I wanted to say look in the mirror, there’s the evidence, but I didn’t.
“How do you know they used gloves?” I said.
“I could smell the latex. And they made sure I heard them putting them on.”
“Did they ...”
“No. Only their hands.”
They had released her in an empty children’s playground at the end of my street and told her not to look back or they would put a bullet in her head.
“What did their voices sound like?”
“There were no voices. They did everything in silence. Until the end, just at the end.”
“What happened at the end?”
“I heard a voice. Not a real voice. Not a man or a woman. A robot. You know those machines, an electronic mask.”
“Do you remember what it said?”
Claire looked into her wine as if she was reading the words on the purple surface: “You are at the crossroads, Claire. Choose wisely. Don't make us come back.”
“They told me to tell you what happened,” she said, helping herself to the wine. “And before you say you are sorry - don’t!”
It had to be Silver Dog. He’d knocked me out of the ring. Now he was trying to knock out my replacement.
“We must be close to something big, Gar,” Claire said.
“Do you want to pull out?”
“Have you ever been burgled, Gar. Do you know what it feels like?”
“Yes, I do.”
“Then you’ll know why I’m not backing off.”
&
nbsp; “Where’s Carl?”
“Overseas. On business.”
“You should call him.”
“I will in the morning.”
“You can stay here, in Alice’s room.”
I explained that Alice and I were flying to England to see a dying Malcolm Halliday. Claire and I agreed we would phone Jack Darling together in the morning and brief him.

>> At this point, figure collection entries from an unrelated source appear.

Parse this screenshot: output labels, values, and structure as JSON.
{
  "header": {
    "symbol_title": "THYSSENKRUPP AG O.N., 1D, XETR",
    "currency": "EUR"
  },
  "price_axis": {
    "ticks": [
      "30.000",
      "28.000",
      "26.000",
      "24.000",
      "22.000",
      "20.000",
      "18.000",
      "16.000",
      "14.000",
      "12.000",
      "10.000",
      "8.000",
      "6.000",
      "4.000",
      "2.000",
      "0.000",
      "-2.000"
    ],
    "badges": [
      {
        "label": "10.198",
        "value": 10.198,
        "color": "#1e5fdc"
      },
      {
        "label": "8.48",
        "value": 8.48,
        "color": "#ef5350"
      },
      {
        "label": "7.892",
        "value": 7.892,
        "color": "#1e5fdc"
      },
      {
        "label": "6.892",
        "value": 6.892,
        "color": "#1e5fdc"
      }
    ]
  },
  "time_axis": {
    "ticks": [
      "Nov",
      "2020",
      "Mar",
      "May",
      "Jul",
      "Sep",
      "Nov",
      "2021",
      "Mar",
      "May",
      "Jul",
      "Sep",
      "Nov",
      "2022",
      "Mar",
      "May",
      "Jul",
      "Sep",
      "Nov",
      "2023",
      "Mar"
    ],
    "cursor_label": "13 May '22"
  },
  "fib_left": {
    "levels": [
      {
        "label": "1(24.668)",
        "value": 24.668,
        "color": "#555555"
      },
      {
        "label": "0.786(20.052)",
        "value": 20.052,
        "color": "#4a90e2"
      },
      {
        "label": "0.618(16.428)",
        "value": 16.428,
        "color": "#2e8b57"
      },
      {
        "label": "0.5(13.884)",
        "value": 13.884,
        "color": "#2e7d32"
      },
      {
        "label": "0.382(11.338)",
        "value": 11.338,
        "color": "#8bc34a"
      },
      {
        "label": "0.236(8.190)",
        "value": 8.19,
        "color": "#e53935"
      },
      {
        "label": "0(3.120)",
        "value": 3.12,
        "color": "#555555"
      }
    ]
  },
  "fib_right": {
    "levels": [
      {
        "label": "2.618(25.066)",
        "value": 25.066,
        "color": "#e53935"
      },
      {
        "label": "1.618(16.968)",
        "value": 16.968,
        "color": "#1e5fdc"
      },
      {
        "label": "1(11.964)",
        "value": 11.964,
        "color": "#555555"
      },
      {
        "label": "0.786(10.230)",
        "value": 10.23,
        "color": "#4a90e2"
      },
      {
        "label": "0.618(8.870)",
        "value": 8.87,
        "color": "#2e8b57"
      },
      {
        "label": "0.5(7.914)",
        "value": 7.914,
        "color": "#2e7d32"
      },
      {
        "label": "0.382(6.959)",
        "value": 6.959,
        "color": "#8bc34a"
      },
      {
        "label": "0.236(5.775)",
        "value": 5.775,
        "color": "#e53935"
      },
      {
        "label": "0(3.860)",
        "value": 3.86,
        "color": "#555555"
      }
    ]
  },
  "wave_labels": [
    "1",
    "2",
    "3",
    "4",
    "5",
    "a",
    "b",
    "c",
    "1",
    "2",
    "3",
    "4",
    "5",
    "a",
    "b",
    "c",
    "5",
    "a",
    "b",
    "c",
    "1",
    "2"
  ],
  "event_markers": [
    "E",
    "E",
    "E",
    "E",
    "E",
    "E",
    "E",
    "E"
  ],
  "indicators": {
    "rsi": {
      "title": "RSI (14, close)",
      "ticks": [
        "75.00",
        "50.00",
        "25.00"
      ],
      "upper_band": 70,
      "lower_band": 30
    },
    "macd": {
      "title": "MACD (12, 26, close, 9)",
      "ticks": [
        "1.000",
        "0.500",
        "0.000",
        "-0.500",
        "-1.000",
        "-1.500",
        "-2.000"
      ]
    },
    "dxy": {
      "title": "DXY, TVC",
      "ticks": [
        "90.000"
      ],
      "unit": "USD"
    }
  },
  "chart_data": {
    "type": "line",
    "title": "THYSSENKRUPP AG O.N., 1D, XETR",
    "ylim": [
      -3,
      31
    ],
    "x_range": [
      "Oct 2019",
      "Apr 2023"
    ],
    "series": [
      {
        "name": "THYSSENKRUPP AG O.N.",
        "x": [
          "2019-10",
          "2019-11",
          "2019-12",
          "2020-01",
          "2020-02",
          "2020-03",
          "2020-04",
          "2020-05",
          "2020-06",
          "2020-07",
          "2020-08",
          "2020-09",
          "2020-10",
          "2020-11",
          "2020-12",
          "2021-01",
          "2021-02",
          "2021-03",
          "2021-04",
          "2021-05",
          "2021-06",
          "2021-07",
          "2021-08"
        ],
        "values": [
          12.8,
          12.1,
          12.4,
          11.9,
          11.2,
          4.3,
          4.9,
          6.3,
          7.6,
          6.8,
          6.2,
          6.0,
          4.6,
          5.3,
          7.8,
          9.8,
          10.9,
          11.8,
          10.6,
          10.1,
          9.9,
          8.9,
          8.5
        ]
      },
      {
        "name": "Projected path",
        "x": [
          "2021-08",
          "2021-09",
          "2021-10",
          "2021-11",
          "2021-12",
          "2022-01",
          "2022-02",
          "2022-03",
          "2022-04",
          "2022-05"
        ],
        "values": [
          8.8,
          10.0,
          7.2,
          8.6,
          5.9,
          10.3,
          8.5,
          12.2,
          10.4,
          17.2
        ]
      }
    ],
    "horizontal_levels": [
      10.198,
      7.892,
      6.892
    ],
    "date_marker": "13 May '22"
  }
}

One regurgitation of events was enough for her tonight.
We also agreed Claire would need special protection from The Citizen - if we were to keep probing East’s affairs.
“What about you?” said Claire. “They might come for you again too.”
“I’ve lost my job, I’m facing criminal charges. I’m a laughing stock. And I’m leaving the country. You’re the boss of The Citizen in Australia now, so your head’s the one above the trench.”
“There was one other thing,” said Claire, as I gave her a towel for the shower and some of Alice’s pyjamas. “I couldn’t see them, and they didn’t show their voices - but I could smell something else in that car.”
“Such as?”
“Perfume. A woman’s perfume. Roses.”
VII
CLAIRE AND Fish were in the kitchen when I came downstairs the next morning. She was wearing Alice’s long-john pyjamas and making a pot of tea. I resisted the urge to comfort her with touch. She suggested we call Jack and get it over with. I dialled him on my house phone on open speaker on the kitchen table and Claire retold the events of last night in abridged form.